El cuadro que nos ha presentado Marcos no debemos verlo como un escenario que contemplamos como quien ve una obra de teatro o una película. Si somos creyentes y discípulos de Jesús tenemos que vernos incluidos en este relato. (Y si no lo somos, se nos invita a meternos en él.) En primer lugar, hemos de vernos entre los enfermos y endemoniados que buscan a Jesús para ser curados. El índice de que hemos sido tomados de la mano y puestos en pie, como la suegra de Pedro, está en nuestra actitud de servicio. Un creyente que no sirve a sus hermanos lo es sólo de boquilla. Ha podido admirar la doctrina de Jesús en la sinagoga, pero después no ha salido con Él, al encuentro de las necesidades reales de sus hermanos. Las formas de servicio son múltiples, tantas como vocaciones cristianas. El servicio es una dimensión esencial de toda vocación humana, como nos recuerda Job: «el hombre está en la tierra cumpliendo un servicio». Y si Jesús nos cura, significa que restablece en nosotros esa dimensión esencial. De ahí que la curación (la liberación, el perdón…) que buscamos y obtenemos de Cristo no tiene un sentido puramente individual, sino salvífico: no obtengo el favor de Dios como quien recobra la salud en el médico o le toca la lotería, para después seguir viviendo para mí, como si nada. Somos curados-para, para el servicio de nuestros hermanos. La suegra de Pedro sirve a su manera. También los apóstoles están en el texto en actitud de servicio: son mediadores entre Jesús y las masas: el «le dijeron» que se repite dos veces nos lo indica. El discípulo de Cristo no puede no ejercer esa función de mediación, que favorece el encuentro con el Maestro. También nosotros debemos hacerlo en la relación interpersonal, con las personas de carne y hueso, con nombre y rostro con lo que estamos de tantas formas en contacto. Pero también, si tenemos oportunidad, debemos procurar hacerlo mirando a esta humanidad inmensa tan necesitada de la Palabra que cura y salva. Las Jornadas que mencionamos antes, otras formas de comunicación de masas, incluyendo esta red que nos acerca tanto, son medios válidos para tratar de dirigirse a todos, a los más posibles. Todo esto son vías válidas para realizar en nuestra vida ese «le dijeron» apostólico.

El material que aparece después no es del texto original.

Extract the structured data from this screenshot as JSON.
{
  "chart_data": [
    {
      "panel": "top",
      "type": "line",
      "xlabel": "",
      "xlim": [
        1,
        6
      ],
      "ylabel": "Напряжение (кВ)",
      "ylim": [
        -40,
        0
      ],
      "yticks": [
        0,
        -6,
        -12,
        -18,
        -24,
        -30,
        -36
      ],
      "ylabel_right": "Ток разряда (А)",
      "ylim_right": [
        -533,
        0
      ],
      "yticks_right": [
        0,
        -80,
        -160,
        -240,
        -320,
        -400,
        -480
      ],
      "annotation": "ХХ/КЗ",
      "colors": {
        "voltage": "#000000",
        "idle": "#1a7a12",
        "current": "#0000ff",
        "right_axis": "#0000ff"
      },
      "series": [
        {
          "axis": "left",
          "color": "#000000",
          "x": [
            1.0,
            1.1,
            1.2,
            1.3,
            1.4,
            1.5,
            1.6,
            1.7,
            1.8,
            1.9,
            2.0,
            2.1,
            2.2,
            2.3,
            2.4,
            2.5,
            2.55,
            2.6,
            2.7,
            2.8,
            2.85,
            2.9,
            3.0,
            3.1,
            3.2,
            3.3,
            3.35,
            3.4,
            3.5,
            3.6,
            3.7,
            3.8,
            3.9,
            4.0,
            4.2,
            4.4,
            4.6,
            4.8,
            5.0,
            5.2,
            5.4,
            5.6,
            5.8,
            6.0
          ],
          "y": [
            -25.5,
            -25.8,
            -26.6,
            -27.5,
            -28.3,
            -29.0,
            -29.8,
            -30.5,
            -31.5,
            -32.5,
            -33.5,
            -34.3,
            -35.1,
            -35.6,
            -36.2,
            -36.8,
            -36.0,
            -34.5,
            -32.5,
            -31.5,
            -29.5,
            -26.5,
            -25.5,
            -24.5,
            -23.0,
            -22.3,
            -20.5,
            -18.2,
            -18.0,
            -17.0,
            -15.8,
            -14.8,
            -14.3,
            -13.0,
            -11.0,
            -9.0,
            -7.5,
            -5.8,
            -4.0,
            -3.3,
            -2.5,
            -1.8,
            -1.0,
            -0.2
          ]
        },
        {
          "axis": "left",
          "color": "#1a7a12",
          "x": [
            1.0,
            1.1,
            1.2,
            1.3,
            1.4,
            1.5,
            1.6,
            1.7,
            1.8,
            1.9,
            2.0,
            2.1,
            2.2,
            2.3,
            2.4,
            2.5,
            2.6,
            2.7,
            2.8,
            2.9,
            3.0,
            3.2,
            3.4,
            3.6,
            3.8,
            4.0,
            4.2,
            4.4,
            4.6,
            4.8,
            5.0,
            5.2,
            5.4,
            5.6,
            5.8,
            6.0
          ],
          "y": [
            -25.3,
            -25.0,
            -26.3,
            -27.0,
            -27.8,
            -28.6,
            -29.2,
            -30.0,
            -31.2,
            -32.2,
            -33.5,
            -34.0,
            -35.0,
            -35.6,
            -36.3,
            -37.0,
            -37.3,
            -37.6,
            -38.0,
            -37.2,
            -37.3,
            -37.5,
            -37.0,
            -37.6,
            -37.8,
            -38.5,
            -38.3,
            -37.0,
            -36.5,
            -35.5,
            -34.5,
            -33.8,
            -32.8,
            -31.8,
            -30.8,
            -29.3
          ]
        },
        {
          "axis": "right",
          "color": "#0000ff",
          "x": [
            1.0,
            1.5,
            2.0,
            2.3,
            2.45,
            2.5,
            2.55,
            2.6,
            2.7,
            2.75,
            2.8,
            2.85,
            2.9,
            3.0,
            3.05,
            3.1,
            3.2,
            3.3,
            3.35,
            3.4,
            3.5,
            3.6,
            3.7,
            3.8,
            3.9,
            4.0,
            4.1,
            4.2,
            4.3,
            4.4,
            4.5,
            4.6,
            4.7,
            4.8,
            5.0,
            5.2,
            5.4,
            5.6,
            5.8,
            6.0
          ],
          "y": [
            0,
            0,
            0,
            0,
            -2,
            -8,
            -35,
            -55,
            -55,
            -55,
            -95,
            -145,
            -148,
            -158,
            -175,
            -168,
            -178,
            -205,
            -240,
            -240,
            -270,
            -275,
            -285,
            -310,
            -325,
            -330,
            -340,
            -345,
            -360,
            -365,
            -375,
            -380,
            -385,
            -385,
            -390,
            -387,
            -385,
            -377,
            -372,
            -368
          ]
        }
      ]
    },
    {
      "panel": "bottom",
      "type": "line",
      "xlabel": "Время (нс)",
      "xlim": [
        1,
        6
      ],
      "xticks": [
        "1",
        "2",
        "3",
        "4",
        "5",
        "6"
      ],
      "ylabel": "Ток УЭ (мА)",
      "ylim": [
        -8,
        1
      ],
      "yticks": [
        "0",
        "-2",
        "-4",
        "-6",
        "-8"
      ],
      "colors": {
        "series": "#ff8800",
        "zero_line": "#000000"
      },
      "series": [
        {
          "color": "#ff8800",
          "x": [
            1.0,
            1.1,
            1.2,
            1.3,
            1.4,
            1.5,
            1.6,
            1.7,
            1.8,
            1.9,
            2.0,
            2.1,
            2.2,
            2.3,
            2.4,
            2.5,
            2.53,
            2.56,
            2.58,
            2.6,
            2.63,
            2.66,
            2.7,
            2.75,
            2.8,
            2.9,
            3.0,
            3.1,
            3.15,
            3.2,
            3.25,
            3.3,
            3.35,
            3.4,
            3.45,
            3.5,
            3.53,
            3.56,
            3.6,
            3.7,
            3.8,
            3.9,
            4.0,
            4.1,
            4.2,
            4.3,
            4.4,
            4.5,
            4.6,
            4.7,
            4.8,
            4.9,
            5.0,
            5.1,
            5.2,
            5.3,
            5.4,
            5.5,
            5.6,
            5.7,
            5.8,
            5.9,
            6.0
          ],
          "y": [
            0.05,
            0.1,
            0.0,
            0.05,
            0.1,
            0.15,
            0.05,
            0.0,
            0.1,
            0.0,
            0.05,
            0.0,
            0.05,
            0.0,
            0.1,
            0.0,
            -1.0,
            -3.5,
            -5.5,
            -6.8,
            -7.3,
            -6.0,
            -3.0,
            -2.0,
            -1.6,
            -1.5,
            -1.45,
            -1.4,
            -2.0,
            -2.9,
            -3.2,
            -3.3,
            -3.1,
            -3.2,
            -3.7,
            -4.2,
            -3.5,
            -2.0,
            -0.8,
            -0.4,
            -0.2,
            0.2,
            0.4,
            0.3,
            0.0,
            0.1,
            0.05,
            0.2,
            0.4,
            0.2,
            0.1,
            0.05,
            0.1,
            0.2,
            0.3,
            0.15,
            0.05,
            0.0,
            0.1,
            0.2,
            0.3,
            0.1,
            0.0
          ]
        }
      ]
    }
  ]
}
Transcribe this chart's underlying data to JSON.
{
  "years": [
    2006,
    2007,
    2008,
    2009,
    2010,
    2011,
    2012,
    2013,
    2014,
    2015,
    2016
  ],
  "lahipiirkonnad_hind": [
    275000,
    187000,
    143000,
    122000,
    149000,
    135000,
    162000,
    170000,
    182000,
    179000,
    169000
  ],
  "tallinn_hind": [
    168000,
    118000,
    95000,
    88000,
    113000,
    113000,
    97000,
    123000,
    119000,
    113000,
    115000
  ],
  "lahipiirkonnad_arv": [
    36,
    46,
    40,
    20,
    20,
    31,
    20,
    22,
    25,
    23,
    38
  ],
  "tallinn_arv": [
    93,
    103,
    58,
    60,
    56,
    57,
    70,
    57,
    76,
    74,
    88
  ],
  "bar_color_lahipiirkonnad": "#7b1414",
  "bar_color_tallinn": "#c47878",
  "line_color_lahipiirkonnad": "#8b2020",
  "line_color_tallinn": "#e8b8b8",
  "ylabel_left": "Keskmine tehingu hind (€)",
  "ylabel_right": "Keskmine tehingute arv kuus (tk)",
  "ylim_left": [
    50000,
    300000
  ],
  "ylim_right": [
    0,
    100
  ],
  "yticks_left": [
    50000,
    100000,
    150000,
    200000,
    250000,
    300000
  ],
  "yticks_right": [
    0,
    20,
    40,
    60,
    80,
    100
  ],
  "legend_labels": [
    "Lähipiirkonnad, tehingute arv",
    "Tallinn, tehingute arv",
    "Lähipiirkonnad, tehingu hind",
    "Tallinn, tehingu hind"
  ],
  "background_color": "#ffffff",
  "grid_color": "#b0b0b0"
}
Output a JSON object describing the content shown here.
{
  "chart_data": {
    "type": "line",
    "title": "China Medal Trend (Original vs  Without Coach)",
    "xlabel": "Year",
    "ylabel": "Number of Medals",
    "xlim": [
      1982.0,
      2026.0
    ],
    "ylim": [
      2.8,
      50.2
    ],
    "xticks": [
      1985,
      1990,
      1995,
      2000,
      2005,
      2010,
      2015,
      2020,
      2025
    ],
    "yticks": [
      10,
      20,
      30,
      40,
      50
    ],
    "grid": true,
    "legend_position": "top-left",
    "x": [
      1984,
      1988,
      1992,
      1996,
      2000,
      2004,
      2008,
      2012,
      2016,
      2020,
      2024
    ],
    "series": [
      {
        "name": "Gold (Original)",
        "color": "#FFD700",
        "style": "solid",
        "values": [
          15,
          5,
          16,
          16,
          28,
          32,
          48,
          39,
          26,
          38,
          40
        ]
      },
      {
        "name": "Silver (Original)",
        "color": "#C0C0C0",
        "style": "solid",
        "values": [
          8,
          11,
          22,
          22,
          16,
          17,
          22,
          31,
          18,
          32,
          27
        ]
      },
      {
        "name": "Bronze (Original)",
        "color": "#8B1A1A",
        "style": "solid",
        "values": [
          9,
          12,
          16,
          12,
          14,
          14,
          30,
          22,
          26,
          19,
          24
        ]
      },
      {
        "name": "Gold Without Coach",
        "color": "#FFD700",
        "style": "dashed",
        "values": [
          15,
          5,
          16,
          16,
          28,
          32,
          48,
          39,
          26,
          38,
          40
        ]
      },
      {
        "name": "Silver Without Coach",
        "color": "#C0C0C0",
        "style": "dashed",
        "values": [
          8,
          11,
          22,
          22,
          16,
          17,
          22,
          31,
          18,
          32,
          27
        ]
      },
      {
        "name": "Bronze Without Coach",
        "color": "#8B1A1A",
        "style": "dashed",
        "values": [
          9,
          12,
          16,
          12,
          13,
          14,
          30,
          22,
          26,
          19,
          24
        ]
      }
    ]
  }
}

E igual que Jesús, no podremos cumplir nuestra misión si, renunciando a algo de ese tiempo que se nos antoja tan nuestro, tan importante y tan escaso, no lo consagramos a lo más necesario, a la oración en soledad, al tú a tú con Dios.
¿Será en cambio la itinerancia algo válido sólo para unos pocos? Pues parece que no todo cristiano está llamado a abandonar su patria para anunciar el Evangelio, yendo de un lado a otro. En realidad, también esta dimensión es cosa de todos. Pues todos estamos llamados a no estancarnos, a no quedarnos parados, sino a salir de nosotros mismos, a caminar, a crecer, a ir descubriendo día a día, guiados por la Palabra encarnada que es el mismo Cristo, horizontes, dimensiones, exigencias nuevas, que nos abran cada vez más a la universalidad del Evangelio. En este sentido, las palabras de Pablo en la segunda lectura no son sólo palabras dirigidas a los que se dedican directamente a la actividad apostólica. Ese «¡ay de mí si no anuncio el evangelio!» nos afecta, de nuevo, a todos y a cada uno, según la propia vocación. Porque el mandamiento principal, el mandamiento del amor es precisamente lo que nos lleva hacernos libremente esclavos y servidores, a hacernos débiles con los débiles, todo a todos, para de esta manera ganarlos para el Evangelio, es decir, para, mediante el servicio, «decir» a todos dónde encontrar a Jesús, decirle a Jesús: «todo el mundo te busca».